Conforme é possível verificar, a taxonomia proposta por Harmon et al. (1997) centra-se em processos de transferência de tecnologia direta. Este também é o foco do modelo de gestão tecnológica elaborado por Torkomian e Plonski (1998), sendo possível notar que, as transferências do tipo 1 mencionada no quadro 2.5 correspondem às pesquisas contratadas com duração mais longa de empresas que já tinham algum contato prévio com a universidade. Já os tipos 2 e 3 são aquelas transferências que ocorrem por meios formais e se iniciam sem a existência de pré-relacionamentos, podendo ser através de patentes. As transferências do tipo 4 correspondem ao surgimento de novas empresas (spin-offs) estritamente acadêmicas em que pesquisadores decidem viabilizar a produção da tecnologia empreendendo um novo negócio. Por fim, as transferências do tipo 5 se referem àquelas empresas que fazem uso de serviços de consultoria da universidade em áreas específicas do conhecimento (AZEVEDO, 2005).

Dentre todos os mecanismos de transferência direta de tecnologia, as spin-offs têm chamado atenção visto serem portadoras de enorme potencial de transferência mais rápida dos resultados de pesquisa (LOCKETT et al., 2005). Elas têm sido a motivação de numerosos estudos e são encontradas contribuições no sentido de elucidar o processo de criação de spin-offs por meio de estágios que enfatizam cada momento da criação, gestão e comercialização do conhecimento (NDONZUAU; PIRNAY; SURLEMONT, 2002). Também

acerca do sucesso de universidades na geração de novas empresas (O’SHEA et al., 2005) e, ainda, análises dos conjuntos de recursos particulares que podem justificar o desempenho de universidades na criação de spin-offs (POWERS; MCDOUGALL, 2005).

No Brasil, estudos sobre spin-offs mostram-se predominantemente exploratórios, sendo que alguns buscam identificar e caracterizar esse fenômeno geralmente associado a universidades públicas, outros ainda procuram verificar ações de universidades no sentido de promover a geração de empresas e a aderência dessas iniciativas com as funções da universidade (AZEVEDO, 2004; CUNHA, SANTOS; FILARDI, 2004).

O licenciamento de patentes é outro mecanismo de transferência de tecnologia direto e tem sido visto como o mais tradicional dentre todos (LOCKETT et al., 2005).
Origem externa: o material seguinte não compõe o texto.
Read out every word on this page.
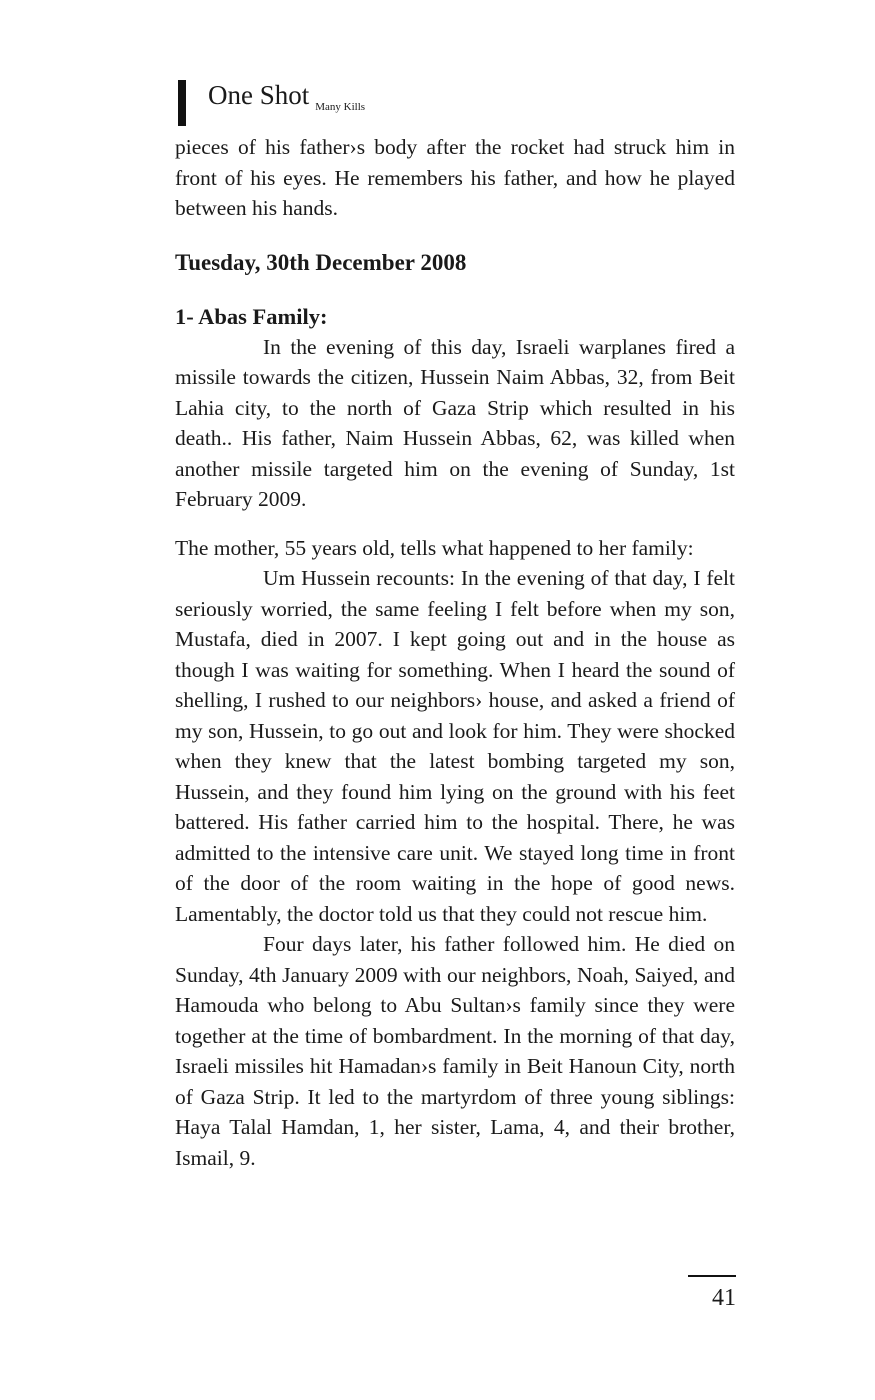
One Shot Many Kills

pieces of his father›s body after the rocket had struck him in front of his eyes. He remembers his father, and how he played between his hands.

Tuesday, 30th December 2008

1- Abas Family:

In the evening of this day, Israeli warplanes fired a missile towards the citizen, Hussein Naim Abbas, 32, from Beit Lahia city, to the north of Gaza Strip which resulted in his death.. His father, Naim Hussein Abbas, 62, was killed when another missile targeted him on the evening of Sunday, 1st February 2009.

The mother, 55 years old, tells what happened to her family:

Um Hussein recounts: In the evening of that day, I felt seriously worried, the same feeling I felt before when my son, Mustafa, died in 2007. I kept going out and in the house as though I was waiting for something. When I heard the sound of shelling, I rushed to our neighbors› house, and asked a friend of my son, Hussein, to go out and look for him. They were shocked when they knew that the latest bombing targeted my son, Hussein, and they found him lying on the ground with his feet battered. His father carried him to the hospital. There, he was admitted to the intensive care unit. We stayed long time in front of the door of the room waiting in the hope of good news. Lamentably, the doctor told us that they could not rescue him.

Four days later, his father followed him. He died on Sunday, 4th January 2009 with our neighbors, Noah, Saiyed, and Hamouda who belong to Abu Sultan›s family since they were together at the time of bombardment. In the morning of that day, Israeli missiles hit Hamadan›s family in Beit Hanoun City, north of Gaza Strip. It led to the martyrdom of three young siblings: Haya Talal Hamdan, 1, her sister, Lama, 4, and their brother, Ismail, 9.

41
Os direitos de propriedade intelectual criam fortes incentivos para as universidades adotarem uma perspectiva de comercialização de seus resultados de pesquisa (DEBACKERE; VEUGELERS, 2005). Até aqui, tal não foi explorado por se tratar do objeto do presente estudo. As considerações peculiares acerca do processo, a evolução histórica desse instrumento na experiência internacional e no Brasil são assunto para o capítulo 4.

O motivo para essa segregação é a necessidade de tratar adequadamente do tema da propriedade intelectual antes de abordar as patentes enquanto instrumento de transferência de tecnologia, o que é feito no capítulo que segue.